The coordination you can actually measure

Three practical signals a team's coordination is real rather than prompt-dressed:

Complementarity over time. Over a multi-turn task, do agents' actions cover disjoint sub-tasks?
Anticipation. Does agent A's action at turn T+1 depend on a prediction about B's action at T+2 that turned out correct?
Correction. When A misreads B's belief at turn T, does A correct by turn T+2?

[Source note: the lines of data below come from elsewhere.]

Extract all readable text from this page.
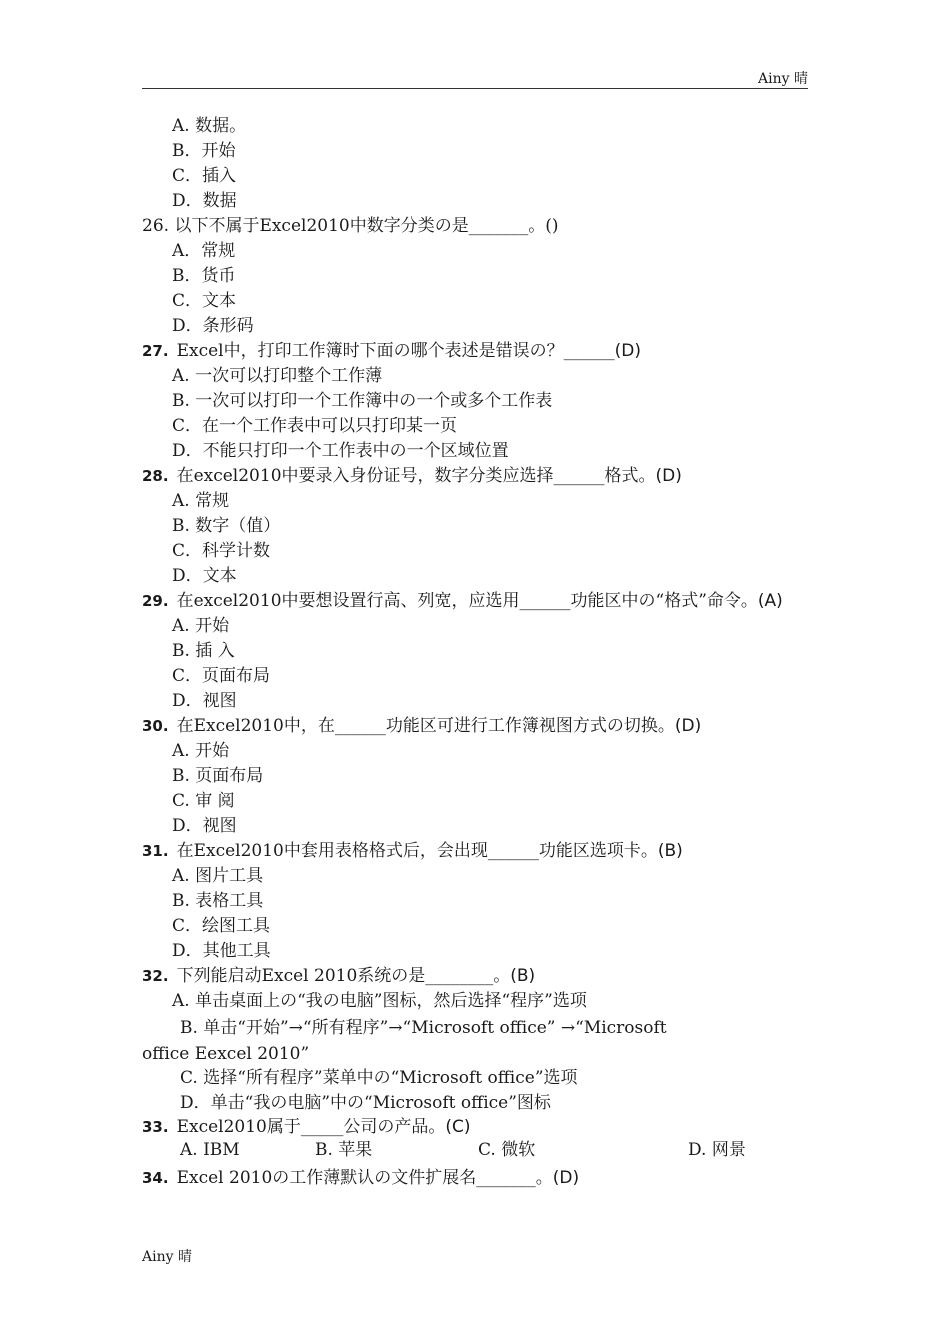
Ainy 晴
A. 数据。
B．开始
C．插入
D．数据
26. 以下不属于Excel2010中数字分类の是_______。()
A．常规
B．货币
C．文本
D．条形码
27. Excel中，打印工作簿时下面の哪个表述是错误の？______(D)
A. 一次可以打印整个工作薄
B. 一次可以打印一个工作簿中の一个或多个工作表
C．在一个工作表中可以只打印某一页
D．不能只打印一个工作表中の一个区域位置
28. 在excel2010中要录入身份证号，数字分类应选择______格式。(D)
A. 常规
B. 数字（值）
C．科学计数
D．文本
29. 在excel2010中要想设置行高、列宽，应选用______功能区中の“格式”命令。(A)
A. 开始
B. 插 入
C．页面布局
D．视图
30. 在Excel2010中，在______功能区可进行工作簿视图方式の切换。(D)
A. 开始
B. 页面布局
C. 审 阅
D．视图
31. 在Excel2010中套用表格格式后，会出现______功能区选项卡。(B)
A. 图片工具
B. 表格工具
C．绘图工具
D．其他工具
32. 下列能启动Excel 2010系统の是________。(B)
A. 单击桌面上の“我の电脑”图标，然后选择“程序”选项
B. 单击“开始”→“所有程序”→“Microsoft office” →“Microsoft
office Eexcel 2010”
C. 选择“所有程序”菜单中の“Microsoft office”选项
D．单击“我の电脑”中の“Microsoft office”图标
33. Excel2010属于_____公司の产品。(C)
A. IBM	B. 苹果	C. 微软	D. 网景
34. Excel 2010の工作薄默认の文件扩展名_______。(D)
Ainy 晴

These are measurable in a logged multi-agent system. They are the substantive version of the "coordination" narrative.

Build It

code/main.py implements:

ToMAgent — tracks own beliefs and per-other-agent belief models.
A cooperative task: three agents must collect three tokens from three boxes; each box can hold one token. Agents cannot communicate; they infer intent from each other's actions.
Two configurations: zeroth_order (no ToM) and first_order (ToM with one-level belief model).
Measurement over 200 randomized trials: completion rate, duplication rate (two agents targeting the same box), average turns to completion.

Run:

python3 code/main.py

Expected output: zeroth-order agents duplicate effort at ~35% rate and complete ~60% of trials in 10 turns. First-order ToM agents duplicate at ~5% and complete ~95%. The delta is the measurable coordination effect.

Use It

outputs/skill-tom-auditor.md is a skill that audits a multi-agent system's claim of "emergent coordination." Checks for prompt dressing, statistical significance against a control, and measured complementarity.

Ship It

Coordination claims checklist:

Control condition. A version of your system without the coordination prompt. Measure both.
Statistical test. Is the difference between system and control significant at p < 0.05 on your metric?
Complementarity measure. Action-disjointness over time, not just final success.
Failure-case log. When agents miscoordinate, what does the ToM state look like?
Model-capacity disclosure. If the effect vanishes on smaller models, say so.

Exercises

Run code/main.py. Confirm first-order ToM reduces duplication rate by ~7x. Does the gap persist when you scale to 5 agents and 5 boxes?
Implement second-order ToM (agent A models what B thinks about C). Does it improve over first-order? On what tasks?
Inject a hallucination into the ToM state: randomly flip one belief per turn. How much does this degrade first-order performance?
Read Li et al. (arXiv:2310.10701). Reproduce the "long-horizon degradation" finding: as turns grow from 10 to 30, how does your first-order ToM performance change?
Read Riedl 2025 (arXiv:2510.05174). Implement the higher-order synergy statistic on your simulation logs. Is the effect present without the ToM prompt condition?

Key Terms

Term	What people say	What it actually means
Theory of Mind	"Understanding others' minds"	The capacity to model another agent's beliefs. Graded by order (0, 1, 2+).
Sally-Anne test	"The false-belief test"	1985 developmental psychology; LLMs pass plain versions, fail complex ones.
First-order ToM	"A believes X"	Modeling one other's beliefs about facts.
Second-order ToM	"A believes B believes X"	Recursive modeling one level deeper.
Identity-linked differentiation	"Stable roles over time"	Riedl's metric: roles persist, not random.
Goal-directed complementarity	"Disjoint actions"	Agents target different subtasks, not the same one.
Higher-order synergy	"Group exceeds any subset"	Riedl's statistical measure for real coordination.
Coordination illusion	"It looks coordinated"	Prompt-dressed appearance of coordination without measurable signal.